In 2003 and 2004, the nonpartisan Joint Ocean Commission Initiative declared the world's oceans to be in crisis and began pushing for more coordinated ocean governance than could be found in the 140 laws spread over 18 agencies. Though some changes have been made, last month the commission issued a long "to do" list for the next administration.

Pellegrino was in Washington last month, preparing for a spring conference on the issues that prompted her paddling: depleted fisheries, rampant algae blooms, overflowing sewers, climate change and, more recently, offshore drilling.

She found plastic bottles littering inland waters, especially on the Delaware & Raritan Canal near Trenton.

"Why are we talking about [offshore] drilling before the entire country is recycling?" Pellegrino asked. She believes many Americans' priorities are misplaced: There are better uses for oil than manufacturing plastic water bottles "and putting it in our cars," she said.

Pellegrino prefers biking around Medford Lakes, where she lives in a log house with husband Carl, who works for the Environmental Protection Agency. She walks her son, Billy, 6, to school daily.

She became serious about ocean paddling in the summer of 2004, when flooding after a massive storm breached dams in Burlington County.

"I took a kayak out on the ocean and I was hooked," she said.

Pellegrino trained for the 10- to 35-mile paddling days required for her Florida-to-Maine trip by rowing on the Mullica River, running and swimming.

But she couldn't anticipate everything. The day Pellegrino launched in Miami, Tropical Depression Andrea - the first named May storm in 25 years - struck the Florida coast.

"Before the sunrise came, the winds were really bad," said T. J. Marshall, coordinator of the Florida Coastal and Ocean Coalition. "Reporters were telling her, 'Margo, don't go.' But she was determined."

"People expect us surfers to go out in hurricane waves, but not a woman in an outrigger canoe," said Marshall, a member of the Surfrider Foundation, an ocean advocacy group California surfers founded in 1984.

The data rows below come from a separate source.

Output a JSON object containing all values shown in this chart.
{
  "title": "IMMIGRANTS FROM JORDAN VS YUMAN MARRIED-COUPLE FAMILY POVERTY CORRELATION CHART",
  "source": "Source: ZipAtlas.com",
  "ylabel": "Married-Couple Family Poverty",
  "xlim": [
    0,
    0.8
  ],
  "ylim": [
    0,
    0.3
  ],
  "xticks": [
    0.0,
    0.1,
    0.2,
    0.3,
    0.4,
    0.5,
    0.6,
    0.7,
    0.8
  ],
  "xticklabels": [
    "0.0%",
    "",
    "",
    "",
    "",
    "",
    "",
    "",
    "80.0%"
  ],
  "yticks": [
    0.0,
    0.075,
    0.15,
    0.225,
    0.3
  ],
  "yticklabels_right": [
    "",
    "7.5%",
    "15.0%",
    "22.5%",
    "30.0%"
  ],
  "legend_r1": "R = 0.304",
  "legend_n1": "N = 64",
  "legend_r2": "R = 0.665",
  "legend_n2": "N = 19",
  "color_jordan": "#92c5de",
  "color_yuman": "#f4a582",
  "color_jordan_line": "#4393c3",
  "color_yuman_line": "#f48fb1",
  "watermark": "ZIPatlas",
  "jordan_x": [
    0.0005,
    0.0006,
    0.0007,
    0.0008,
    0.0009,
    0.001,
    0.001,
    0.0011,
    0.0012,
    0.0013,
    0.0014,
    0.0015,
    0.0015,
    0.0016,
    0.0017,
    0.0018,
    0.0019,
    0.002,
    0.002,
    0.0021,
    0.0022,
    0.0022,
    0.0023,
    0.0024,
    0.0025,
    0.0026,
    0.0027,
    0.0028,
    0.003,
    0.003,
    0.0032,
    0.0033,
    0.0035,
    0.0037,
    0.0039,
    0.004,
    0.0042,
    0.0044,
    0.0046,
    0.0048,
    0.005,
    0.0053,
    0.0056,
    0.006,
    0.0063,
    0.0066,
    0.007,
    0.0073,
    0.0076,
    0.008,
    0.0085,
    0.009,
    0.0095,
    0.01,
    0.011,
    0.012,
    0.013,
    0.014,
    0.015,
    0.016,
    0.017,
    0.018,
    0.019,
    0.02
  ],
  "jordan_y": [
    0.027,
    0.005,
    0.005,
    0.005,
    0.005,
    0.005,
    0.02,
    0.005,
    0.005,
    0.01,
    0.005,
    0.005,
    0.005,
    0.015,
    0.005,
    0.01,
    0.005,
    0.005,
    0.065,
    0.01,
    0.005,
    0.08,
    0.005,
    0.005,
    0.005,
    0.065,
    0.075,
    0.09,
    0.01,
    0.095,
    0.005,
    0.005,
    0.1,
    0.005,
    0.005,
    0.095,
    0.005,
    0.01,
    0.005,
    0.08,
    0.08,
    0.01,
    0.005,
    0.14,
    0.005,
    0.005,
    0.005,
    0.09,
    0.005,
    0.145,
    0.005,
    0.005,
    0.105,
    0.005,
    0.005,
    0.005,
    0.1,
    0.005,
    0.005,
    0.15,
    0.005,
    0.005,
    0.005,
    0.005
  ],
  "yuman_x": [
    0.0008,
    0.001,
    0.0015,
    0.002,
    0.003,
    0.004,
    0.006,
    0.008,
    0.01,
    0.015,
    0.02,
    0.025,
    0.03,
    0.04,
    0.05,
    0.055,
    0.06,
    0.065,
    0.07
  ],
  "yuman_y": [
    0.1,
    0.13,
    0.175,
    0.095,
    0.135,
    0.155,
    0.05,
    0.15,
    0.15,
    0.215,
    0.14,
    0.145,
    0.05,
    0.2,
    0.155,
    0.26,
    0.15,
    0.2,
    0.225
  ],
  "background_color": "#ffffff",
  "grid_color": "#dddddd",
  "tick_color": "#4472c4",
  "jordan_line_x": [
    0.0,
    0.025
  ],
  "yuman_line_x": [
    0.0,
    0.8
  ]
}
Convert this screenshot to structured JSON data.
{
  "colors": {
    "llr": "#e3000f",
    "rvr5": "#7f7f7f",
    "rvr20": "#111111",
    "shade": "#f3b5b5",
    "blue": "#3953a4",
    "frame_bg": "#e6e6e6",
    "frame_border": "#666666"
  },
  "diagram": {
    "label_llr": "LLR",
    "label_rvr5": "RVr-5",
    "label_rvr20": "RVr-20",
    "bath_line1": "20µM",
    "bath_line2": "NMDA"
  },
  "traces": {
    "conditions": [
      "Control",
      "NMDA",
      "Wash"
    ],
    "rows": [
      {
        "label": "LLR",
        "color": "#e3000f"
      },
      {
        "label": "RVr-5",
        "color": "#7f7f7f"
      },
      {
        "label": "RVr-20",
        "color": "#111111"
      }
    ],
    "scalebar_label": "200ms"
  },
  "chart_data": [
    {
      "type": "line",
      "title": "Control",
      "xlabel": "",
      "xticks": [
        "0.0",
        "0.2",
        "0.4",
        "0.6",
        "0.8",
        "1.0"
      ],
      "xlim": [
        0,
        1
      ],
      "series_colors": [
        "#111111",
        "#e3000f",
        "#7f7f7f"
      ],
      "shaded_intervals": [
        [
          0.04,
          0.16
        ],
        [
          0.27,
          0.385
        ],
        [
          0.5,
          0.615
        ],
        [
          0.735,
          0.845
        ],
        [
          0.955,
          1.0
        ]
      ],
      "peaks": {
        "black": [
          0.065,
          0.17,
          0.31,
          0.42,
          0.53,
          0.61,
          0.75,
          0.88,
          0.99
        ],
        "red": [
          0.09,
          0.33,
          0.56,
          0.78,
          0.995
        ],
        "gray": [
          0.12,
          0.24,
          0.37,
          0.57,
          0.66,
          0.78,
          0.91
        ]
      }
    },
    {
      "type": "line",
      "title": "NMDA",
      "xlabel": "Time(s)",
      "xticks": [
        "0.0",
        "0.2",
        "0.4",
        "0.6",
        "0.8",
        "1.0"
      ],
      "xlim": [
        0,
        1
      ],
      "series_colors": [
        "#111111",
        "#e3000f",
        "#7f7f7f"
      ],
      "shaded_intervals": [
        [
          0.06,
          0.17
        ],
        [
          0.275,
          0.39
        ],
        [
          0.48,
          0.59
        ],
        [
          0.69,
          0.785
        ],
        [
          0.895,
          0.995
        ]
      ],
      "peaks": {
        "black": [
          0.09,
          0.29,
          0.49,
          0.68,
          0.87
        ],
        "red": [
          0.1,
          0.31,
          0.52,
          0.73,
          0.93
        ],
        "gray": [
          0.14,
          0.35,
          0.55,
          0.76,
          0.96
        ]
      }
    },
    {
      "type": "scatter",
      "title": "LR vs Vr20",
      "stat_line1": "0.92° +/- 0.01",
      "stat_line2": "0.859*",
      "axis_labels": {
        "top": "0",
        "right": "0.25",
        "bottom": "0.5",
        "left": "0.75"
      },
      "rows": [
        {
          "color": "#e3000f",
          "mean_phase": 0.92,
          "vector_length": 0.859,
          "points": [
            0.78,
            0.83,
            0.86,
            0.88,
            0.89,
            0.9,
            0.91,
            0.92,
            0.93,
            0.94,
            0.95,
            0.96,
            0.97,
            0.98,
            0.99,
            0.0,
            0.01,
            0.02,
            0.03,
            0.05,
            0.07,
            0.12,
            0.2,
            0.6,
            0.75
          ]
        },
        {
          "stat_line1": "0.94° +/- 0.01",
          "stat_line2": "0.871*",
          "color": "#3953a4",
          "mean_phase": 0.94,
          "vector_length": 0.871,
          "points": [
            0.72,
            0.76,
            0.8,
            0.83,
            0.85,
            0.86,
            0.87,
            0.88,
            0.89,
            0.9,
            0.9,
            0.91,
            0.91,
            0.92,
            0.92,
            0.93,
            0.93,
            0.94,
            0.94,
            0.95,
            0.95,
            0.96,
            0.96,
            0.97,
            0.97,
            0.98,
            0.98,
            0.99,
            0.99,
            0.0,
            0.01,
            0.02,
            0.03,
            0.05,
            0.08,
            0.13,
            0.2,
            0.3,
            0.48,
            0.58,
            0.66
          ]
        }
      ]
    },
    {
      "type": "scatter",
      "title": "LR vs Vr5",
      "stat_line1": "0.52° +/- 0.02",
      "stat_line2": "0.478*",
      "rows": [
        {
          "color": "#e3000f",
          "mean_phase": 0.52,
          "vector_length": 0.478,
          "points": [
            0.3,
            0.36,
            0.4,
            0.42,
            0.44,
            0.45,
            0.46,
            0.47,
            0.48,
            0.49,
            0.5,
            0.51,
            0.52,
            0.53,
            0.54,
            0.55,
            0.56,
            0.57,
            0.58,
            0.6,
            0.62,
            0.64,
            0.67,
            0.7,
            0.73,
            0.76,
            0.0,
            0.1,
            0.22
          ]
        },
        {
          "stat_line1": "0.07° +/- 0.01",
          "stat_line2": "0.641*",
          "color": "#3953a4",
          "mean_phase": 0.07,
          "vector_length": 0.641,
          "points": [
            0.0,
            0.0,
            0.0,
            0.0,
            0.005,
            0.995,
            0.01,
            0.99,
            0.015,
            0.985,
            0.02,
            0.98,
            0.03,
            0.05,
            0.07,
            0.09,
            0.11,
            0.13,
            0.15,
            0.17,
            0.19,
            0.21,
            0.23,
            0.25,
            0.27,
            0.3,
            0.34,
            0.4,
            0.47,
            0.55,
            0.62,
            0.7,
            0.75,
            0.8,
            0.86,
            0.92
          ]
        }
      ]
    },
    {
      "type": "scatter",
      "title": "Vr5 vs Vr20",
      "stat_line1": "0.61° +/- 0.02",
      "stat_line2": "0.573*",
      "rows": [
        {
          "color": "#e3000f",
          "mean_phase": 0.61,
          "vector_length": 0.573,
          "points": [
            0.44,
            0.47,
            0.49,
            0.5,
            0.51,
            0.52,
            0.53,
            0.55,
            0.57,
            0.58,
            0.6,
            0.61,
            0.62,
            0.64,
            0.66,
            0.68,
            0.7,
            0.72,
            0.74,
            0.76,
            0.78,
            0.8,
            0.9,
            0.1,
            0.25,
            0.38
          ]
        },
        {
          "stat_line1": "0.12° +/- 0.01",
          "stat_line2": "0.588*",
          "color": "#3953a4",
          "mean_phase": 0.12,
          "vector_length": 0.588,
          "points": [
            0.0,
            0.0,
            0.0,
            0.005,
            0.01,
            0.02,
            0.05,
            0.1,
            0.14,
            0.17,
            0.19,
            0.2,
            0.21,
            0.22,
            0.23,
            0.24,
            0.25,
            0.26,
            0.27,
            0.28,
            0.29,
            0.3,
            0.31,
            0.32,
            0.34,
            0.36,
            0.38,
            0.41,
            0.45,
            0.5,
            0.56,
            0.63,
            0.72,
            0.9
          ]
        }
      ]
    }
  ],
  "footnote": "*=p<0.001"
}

Other perils along the 2,000-mile intercoastal journey included a couple of sharks "who look like sticks coming at you in the water," Pellegrino said, and power boaters, including former President George H. W. Bush and his security detail near Kennebunkport, Maine.

"Anytime it got ugly, I just kept going," Pellegrino said. "You can't afford the luxury of panic."

On both trips, Pellegrino stayed with friends, relatives, and volunteers from environmental and rowing groups. She blogged along the way (www.miami2maine.com and http://oceans.nrdc.org/canoeingtocongress).

Next up is a Gulf of Mexico-Everglades paddle in April and a Pacific Coast journey after that.

"I'll keep paddling for as long as my body holds out," Pellegrino said.